Pandangannya menyapu dari satu sosok ke sosok lainnya, mengenali mereka bahkan dalam bentuk siluet yang remang-remang. Ada Mahesa yang mendengkur keras, tubuhnya yang kekar meringkuk laksana seekor beruang yang sedang berhibernasi. Ada Kertu yang kurus, tidur sambil memeluk busurnya seolah itu adalah guling kesayangannya. Ada Tanca, yang bahkan dalam tidurnya pun tetap duduk bersila dengan punggung lurus, napasnya yang dalam dan teratur menandakan tingkat penguasaan diri yang tinggi. Dan ada puluhan wajah lain, wajah-wajah para petani, mantan prajurit, dan orang-orang terbuang yang telah menyerahkan nasib mereka ke tangannya. Wajah-wajah keras yang ditempa oleh penderitaan, namun menyimpan kesetiaan yang murni dan tanpa pamrih. Kesetiaan yang tidak dibeli dengan emas atau jabatan, tetapi lahir dari rasa hormat dan harapan bersama.
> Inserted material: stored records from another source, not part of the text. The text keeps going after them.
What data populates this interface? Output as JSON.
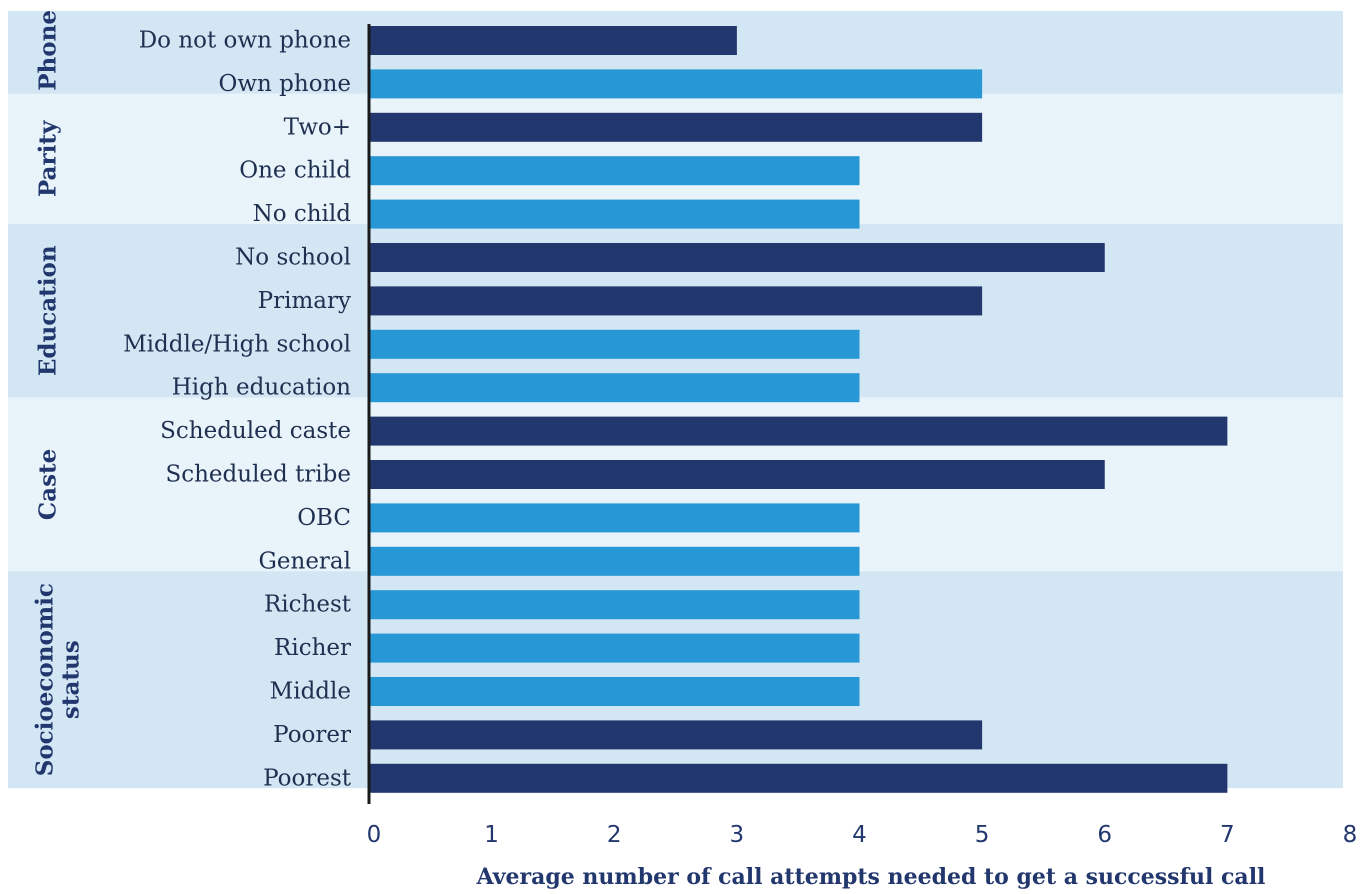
{
  "chart_data": {
    "type": "bar",
    "orientation": "horizontal",
    "xlabel": "Average number of call attempts needed to get a successful call",
    "xlim": [
      0,
      8
    ],
    "xticks": [
      "0",
      "1",
      "2",
      "3",
      "4",
      "5",
      "6",
      "7",
      "8"
    ],
    "groups": [
      {
        "name": [
          "Phone"
        ],
        "band_color": "#d3e6f4",
        "items": [
          {
            "label": "Do not own phone",
            "value": 3,
            "color": "#22376d"
          },
          {
            "label": "Own phone",
            "value": 5,
            "color": "#2797d5"
          }
        ]
      },
      {
        "name": [
          "Parity"
        ],
        "band_color": "#e8f3fa",
        "items": [
          {
            "label": "Two+",
            "value": 5,
            "color": "#22376d"
          },
          {
            "label": "One child",
            "value": 4,
            "color": "#2797d5"
          },
          {
            "label": "No child",
            "value": 4,
            "color": "#2797d5"
          }
        ]
      },
      {
        "name": [
          "Education"
        ],
        "band_color": "#d3e6f4",
        "items": [
          {
            "label": "No school",
            "value": 6,
            "color": "#22376d"
          },
          {
            "label": "Primary",
            "value": 5,
            "color": "#22376d"
          },
          {
            "label": "Middle/High school",
            "value": 4,
            "color": "#2797d5"
          },
          {
            "label": "High education",
            "value": 4,
            "color": "#2797d5"
          }
        ]
      },
      {
        "name": [
          "Caste"
        ],
        "band_color": "#e8f3fa",
        "items": [
          {
            "label": "Scheduled caste",
            "value": 7,
            "color": "#22376d"
          },
          {
            "label": "Scheduled tribe",
            "value": 6,
            "color": "#22376d"
          },
          {
            "label": "OBC",
            "value": 4,
            "color": "#2797d5"
          },
          {
            "label": "General",
            "value": 4,
            "color": "#2797d5"
          }
        ]
      },
      {
        "name": [
          "Socioeconomic",
          "status"
        ],
        "band_color": "#d3e6f4",
        "items": [
          {
            "label": "Richest",
            "value": 4,
            "color": "#2797d5"
          },
          {
            "label": "Richer",
            "value": 4,
            "color": "#2797d5"
          },
          {
            "label": "Middle",
            "value": 4,
            "color": "#2797d5"
          },
          {
            "label": "Poorer",
            "value": 5,
            "color": "#22376d"
          },
          {
            "label": "Poorest",
            "value": 7,
            "color": "#22376d"
          }
        ]
      }
    ]
  }
}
Tiba-tiba, sebuah sayatan perih yang tak terlihat terasa mengiris hatinya. Rasa sakit itu lebih tajam dari luka pedang manapun.





"Mematikan dirimu yang sekarang..."





Ucapan Brahmana Lohgawe kembali terngiang di telinganya, bukan lagi sebagai sebuah nasihat, melainkan sebagai sebuah vonis. Gema gaib itu tak mau pergi, terus berputar-putar di dalam benaknya. Apa artinya "mematikan diri"? Apakah itu berarti ia harus meninggalkan mereka semua? Meninggalkan orang-orang yang telah menjadi satu-satunya keluarga yang ia miliki? Orang-orang yang telah berbagi sepotong ubi bakar terakhir dengannya, yang telah merawat lukanya saat ia terjatuh, yang tawanya menjadi musik di tengah kesunyian hutan belantara ini?
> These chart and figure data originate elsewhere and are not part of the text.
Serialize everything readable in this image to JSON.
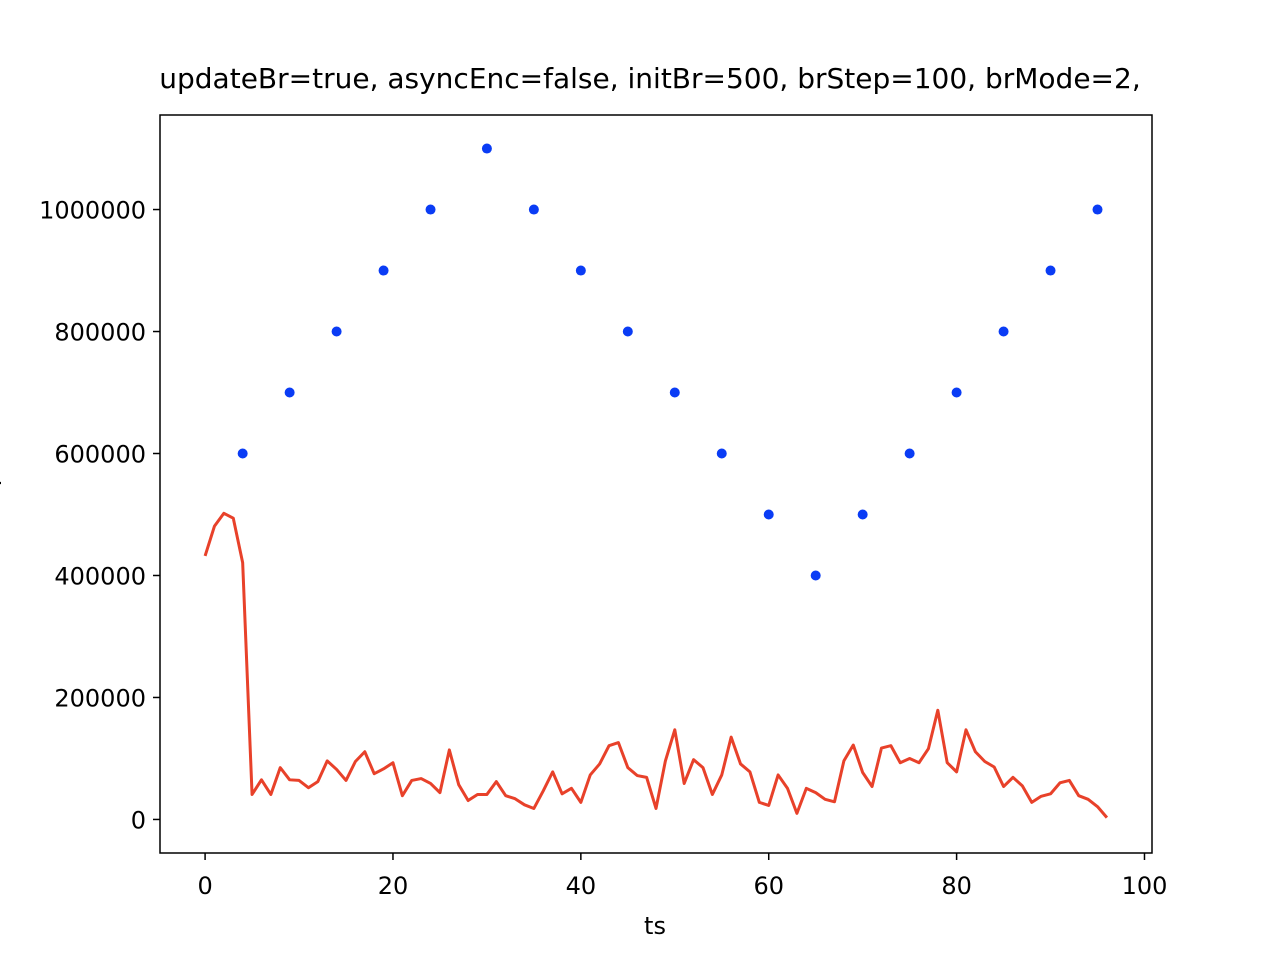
{
  "chart_data": {
    "type": "scatter-line",
    "title": "updateBr=true, asyncEnc=false, initBr=500, brStep=100, brMode=2,",
    "x_label": "ts",
    "y_label": "bps",
    "xlim": [
      -4.8,
      100.8
    ],
    "xticks": [
      0,
      20,
      40,
      60,
      80,
      100
    ],
    "ylim": [
      -55000,
      1155000
    ],
    "yticks": [
      0,
      200000,
      400000,
      600000,
      800000,
      1000000
    ],
    "series": [
      {
        "kind": "scatter",
        "color": "#0a3cf5",
        "x": [
          4,
          9,
          14,
          19,
          24,
          30,
          35,
          40,
          45,
          50,
          55,
          60,
          65,
          70,
          75,
          80,
          85,
          90,
          95
        ],
        "values": [
          600000,
          700000,
          800000,
          900000,
          1000000,
          1100000,
          1000000,
          900000,
          800000,
          700000,
          600000,
          500000,
          400000,
          500000,
          600000,
          700000,
          800000,
          900000,
          1000000
        ]
      },
      {
        "kind": "line",
        "color": "#e8412a",
        "x": [
          0,
          1,
          2,
          3,
          4,
          5,
          6,
          7,
          8,
          9,
          10,
          11,
          12,
          13,
          14,
          15,
          16,
          17,
          18,
          19,
          20,
          21,
          22,
          23,
          24,
          25,
          26,
          27,
          28,
          29,
          30,
          31,
          32,
          33,
          34,
          35,
          36,
          37,
          38,
          39,
          40,
          41,
          42,
          43,
          44,
          45,
          46,
          47,
          48,
          49,
          50,
          51,
          52,
          53,
          54,
          55,
          56,
          57,
          58,
          59,
          60,
          61,
          62,
          63,
          64,
          65,
          66,
          67,
          68,
          69,
          70,
          71,
          72,
          73,
          74,
          75,
          76,
          77,
          78,
          79,
          80,
          81,
          82,
          83,
          84,
          85,
          86,
          87,
          88,
          89,
          90,
          91,
          92,
          93,
          94,
          95,
          96
        ],
        "values": [
          432000,
          481000,
          502000,
          494000,
          421000,
          41000,
          65000,
          41000,
          85000,
          65000,
          64000,
          52000,
          62000,
          96000,
          82000,
          64000,
          95000,
          111000,
          75000,
          83000,
          93000,
          39000,
          64000,
          67000,
          59000,
          44000,
          114000,
          57000,
          31000,
          41000,
          41000,
          62000,
          39000,
          34000,
          24000,
          18000,
          47000,
          78000,
          42000,
          51000,
          28000,
          73000,
          91000,
          121000,
          126000,
          85000,
          72000,
          69000,
          18000,
          96000,
          147000,
          59000,
          98000,
          85000,
          41000,
          73000,
          135000,
          91000,
          78000,
          28000,
          23000,
          73000,
          51000,
          10000,
          51000,
          44000,
          33000,
          29000,
          96000,
          122000,
          77000,
          54000,
          117000,
          121000,
          93000,
          100000,
          93000,
          116000,
          179000,
          93000,
          78000,
          147000,
          111000,
          95000,
          86000,
          54000,
          69000,
          55000,
          28000,
          38000,
          42000,
          60000,
          64000,
          39000,
          33000,
          21000,
          3000
        ]
      }
    ]
  }
}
Bagaimana ia bisa menjelaskan pada mereka? Bagaimana ia bisa menatap mata Mahesa yang penuh semangat dan berkata bahwa perjuangan yang selama ini mereka rintis bersama di lereng gunung ini, yang telah menjadi tujuan hidup mereka, ternyata hanyalah sebuah "jalan buntu"? Bagaimana ia bisa mengatakan pada mereka bahwa pahlawan yang mereka agung-agungkan akan segera pergi untuk menjadi "abdi" di istana musuh? Kata-kata itu terasa seperti racun di lidahnya bahkan sebelum ia mengucapkannya. Ia takut. Bukan takut akan bahaya di istana, tetapi takut akan tatapan mata mereka yang kecewa. Takut akan kehancuran kepercayaan yang telah ia bangun dengan susah payah.
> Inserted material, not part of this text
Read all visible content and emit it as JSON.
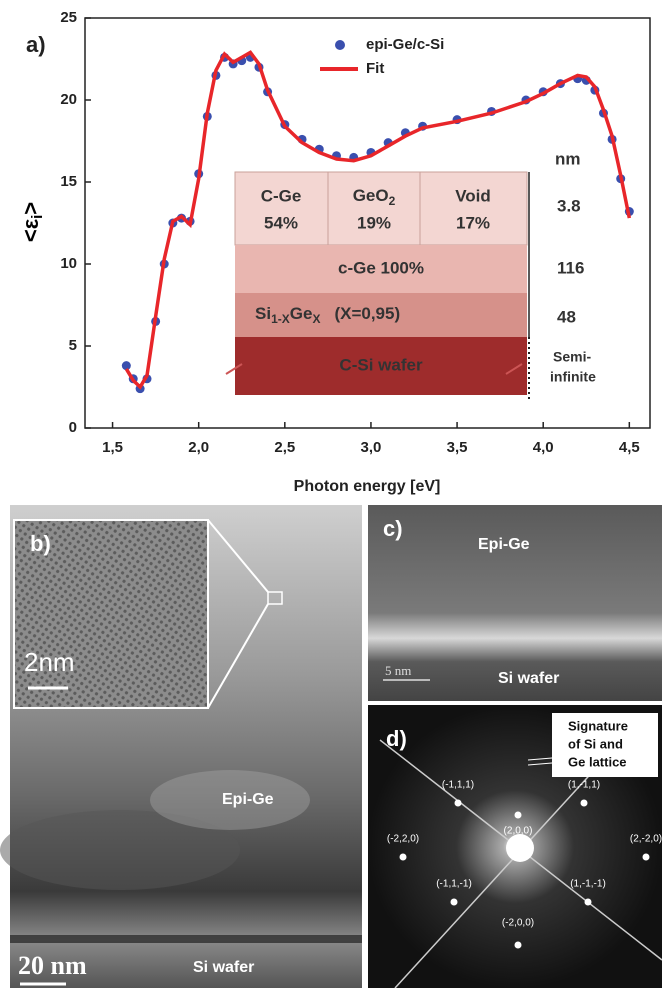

Arok melangkah pelan, kakinya terasa berat seolah menginjak lumpur hisap. Ia berjalan menuju sebuah tungku api di tengah pelataran, yang apinya hampir padam, hanya menyisakan bara-bara merah yang berkedip-kedip lemah di antara tumpukan abu putih. Bara itu seperti mata iblis yang menatapnya dalam kegelapan, atau seperti sisa-sisa detak jantung dari sebuah perjuangan yang sekarat. Ia berjongkok, mengulurkan tangannya yang kapalan untuk merasakan kehangatan yang tersisa.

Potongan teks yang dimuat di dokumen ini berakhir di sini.